Chicago | Reuters – U.S. soybean futures fell on Wednesday as worries that U.S. President Donald Trump could propose additional tariffs on Chinese goods knocked prices down from a six-week high touched a session earlier.
Wheat futures reached a one-year high on worries about drought reducing harvests in nations that are major exporters.
The losses in soy came after a source familiar with the matter said on Tuesday the Trump administration plans to propose a 25 percent tariff on $200 billion in Chinese imports, instead of a 10 percent tariff.
That move could escalate tensions with China, the world’s top soybean buyer, which last month imposed a duty on imports of U.S. soy as part of a trade war between the biggest two economies.
“It’s ratcheting things up,” said Jim Gerlach, president of agricultural broker A/C Trading in Indiana.

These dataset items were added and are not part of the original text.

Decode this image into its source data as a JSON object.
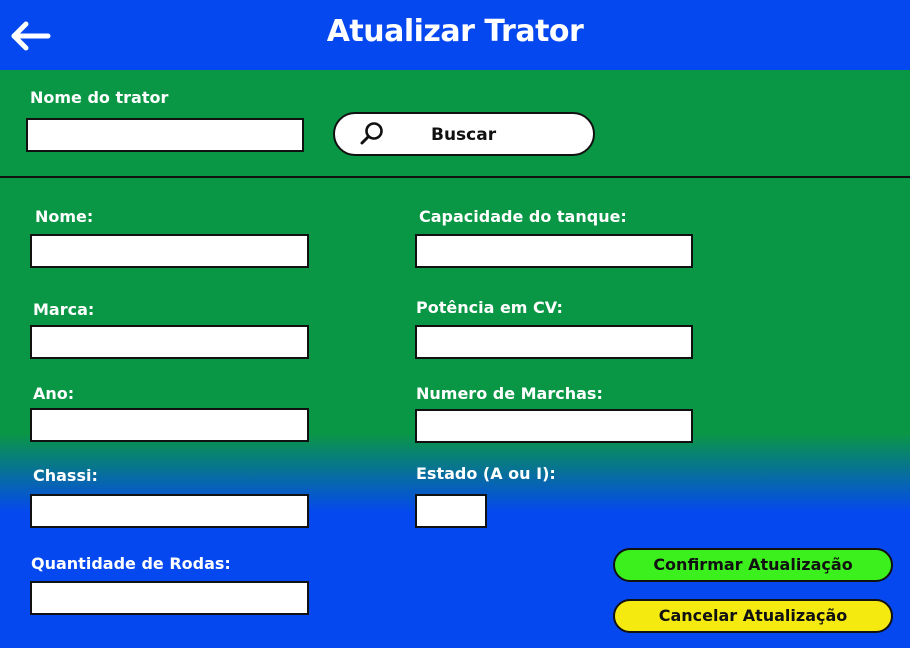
{
  "header": {
    "title": "Atualizar Trator",
    "back_icon": "arrow-left-icon"
  },
  "search": {
    "label": "Nome do trator",
    "value": "",
    "button_label": "Buscar",
    "button_icon": "search-icon"
  },
  "form": {
    "nome_label": "Nome:",
    "marca_label": "Marca:",
    "ano_label": "Ano:",
    "chassi_label": "Chassi:",
    "rodas_label": "Quantidade de Rodas:",
    "tanque_label": "Capacidade do tanque:",
    "potencia_label": "Potência em CV:",
    "marchas_label": "Numero de Marchas:",
    "estado_label": "Estado (A ou I):"
  },
  "actions": {
    "confirm_label": "Confirmar Atualização",
    "cancel_label": "Cancelar Atualização"
  },
  "colors": {
    "header_blue": "#0548f0",
    "form_green": "#0a9745",
    "confirm_green": "#3cf01e",
    "cancel_yellow": "#f5ea10"
  }
}
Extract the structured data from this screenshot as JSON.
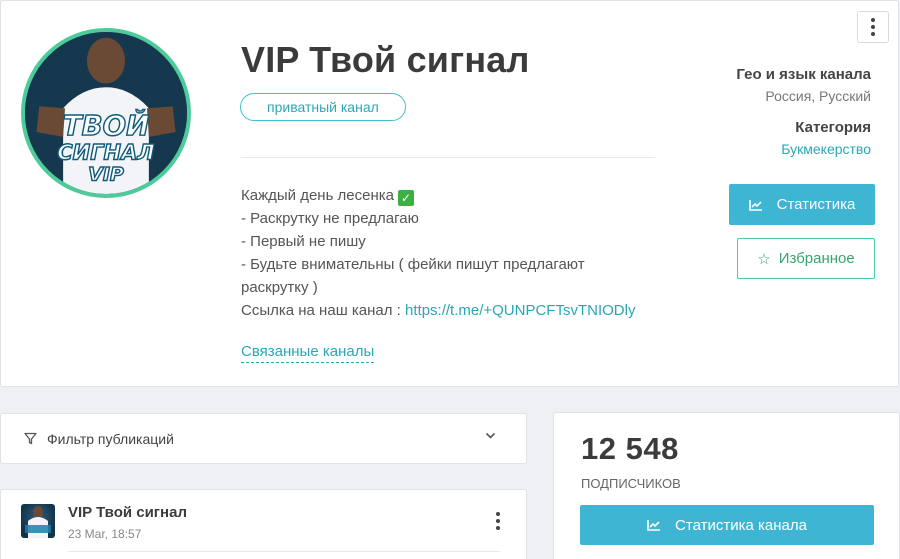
{
  "channel": {
    "title": "VIP Твой сигнал",
    "badge": "приватный канал",
    "avatar_text_1": "ТВОЙ",
    "avatar_text_2": "СИГНАЛ",
    "avatar_text_3": "VIP",
    "description": {
      "line1": "Каждый день лесенка",
      "line2": "- Раскрутку не предлагаю",
      "line3": "- Первый не пишу",
      "line4": "- Будьте внимательны ( фейки пишут предлагают",
      "line5": "раскрутку )",
      "link_prefix": "Ссылка на наш канал : ",
      "link": "https://t.me/+QUNPCFTsvTNIODly"
    },
    "related_link": "Связанные каналы"
  },
  "meta": {
    "geo_label": "Гео и язык канала",
    "geo_value": "Россия, Русский",
    "category_label": "Категория",
    "category_value": "Букмекерство"
  },
  "actions": {
    "stats_label": "Статистика",
    "favorite_label": "Избранное"
  },
  "filter": {
    "label": "Фильтр публикаций"
  },
  "post": {
    "title": "VIP Твой сигнал",
    "time": "23 Mar, 18:57"
  },
  "subscribers": {
    "count": "12 548",
    "label": "подписчиков",
    "button_label": "Статистика канала"
  },
  "colors": {
    "accent": "#3fb5d4",
    "teal_link": "#2aa7b7",
    "green": "#4ecb9a"
  }
}
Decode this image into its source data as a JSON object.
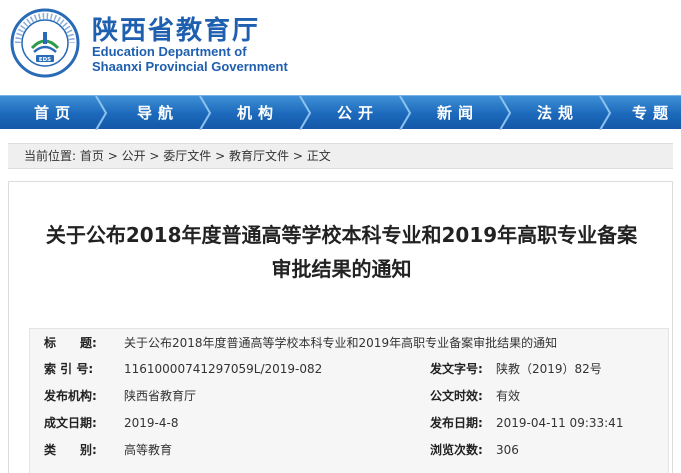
{
  "header": {
    "logo_label": "EDS",
    "seal_ring_text": "EDUCATION DEPARTMENT OF SHAANXI",
    "title_cn": "陕西省教育厅",
    "title_en_line1": "Education Department of",
    "title_en_line2": "Shaanxi Provincial Government"
  },
  "nav": {
    "items": [
      {
        "label": "首页"
      },
      {
        "label": "导航"
      },
      {
        "label": "机构"
      },
      {
        "label": "公开"
      },
      {
        "label": "新闻"
      },
      {
        "label": "法规"
      },
      {
        "label": "专题"
      }
    ]
  },
  "breadcrumb": {
    "prefix": "当前位置:",
    "items": [
      "首页",
      "公开",
      "委厅文件",
      "教育厅文件",
      "正文"
    ],
    "separator": " > "
  },
  "article": {
    "title_line1": "关于公布2018年度普通高等学校本科专业和2019年高职专业备案",
    "title_line2": "审批结果的通知"
  },
  "meta": {
    "title_label": "标　　题:",
    "title_value": "关于公布2018年度普通高等学校本科专业和2019年高职专业备案审批结果的通知",
    "index_label": "索 引 号:",
    "index_value": "11610000741297059L/2019-082",
    "doc_no_label": "发文字号:",
    "doc_no_value": "陕教（2019）82号",
    "issuer_label": "发布机构:",
    "issuer_value": "陕西省教育厅",
    "validity_label": "公文时效:",
    "validity_value": "有效",
    "created_label": "成文日期:",
    "created_value": "2019-4-8",
    "published_label": "发布日期:",
    "published_value": "2019-04-11 09:33:41",
    "category_label": "类　　别:",
    "category_value": "高等教育",
    "views_label": "浏览次数:",
    "views_value": "306"
  },
  "colors": {
    "brand_blue": "#1f5fb0",
    "nav_blue": "#1c69bb",
    "crumb_bg": "#efefef",
    "meta_bg": "#f6f6f6"
  }
}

The most active soybean futures on the Chicago Board of Trade were down 13 cents at $9.06 a bushel by 12:15 p.m. CDT (1715 GMT).
The decline was a turnaround from Tuesday, when prices rallied on hopes that Washington and Beijing would restart stalled talks. China has slowed purchases of U.S. soy this year due to the trade dispute, after buying $12 billion worth last year.
“Oilseed prices continue to be one of the best barometers of the U.S.-China trade dispute,” said Tobin Gorey, director of agricultural strategy at the Commonwealth Bank of Australia.
On Thursday, traders will digest weekly U.S. data on crop exports.
Wheat rose for a third consecutive session amid expectations global demand will shift to the United States because of droughts that are reducing supplies in other countries. Forecasters have cut wheat harvest expectations for Russia, the European Union and Australia due to bad weather.
In Germany, the European Union’s No. 2 grain producer, the 2018 grains harvest will slump about 20 percent on the year to around 36 million tonnes, after crops suffered massive damage from drought and a heat wave, according to German farmers association DBV.
“The European drought continues and the weather forecasts are indicating that the situation there will worsen into the middle of August,” said Tomm Pfitzenmaier, analyst for Summit Commodity Brokerage in Iowa.
The most active wheat futures were up 7 cents at $5.60-3/4 a bushel. The most active corn futures were down 2-3/4 cents at $3.83-3/4 a bushel.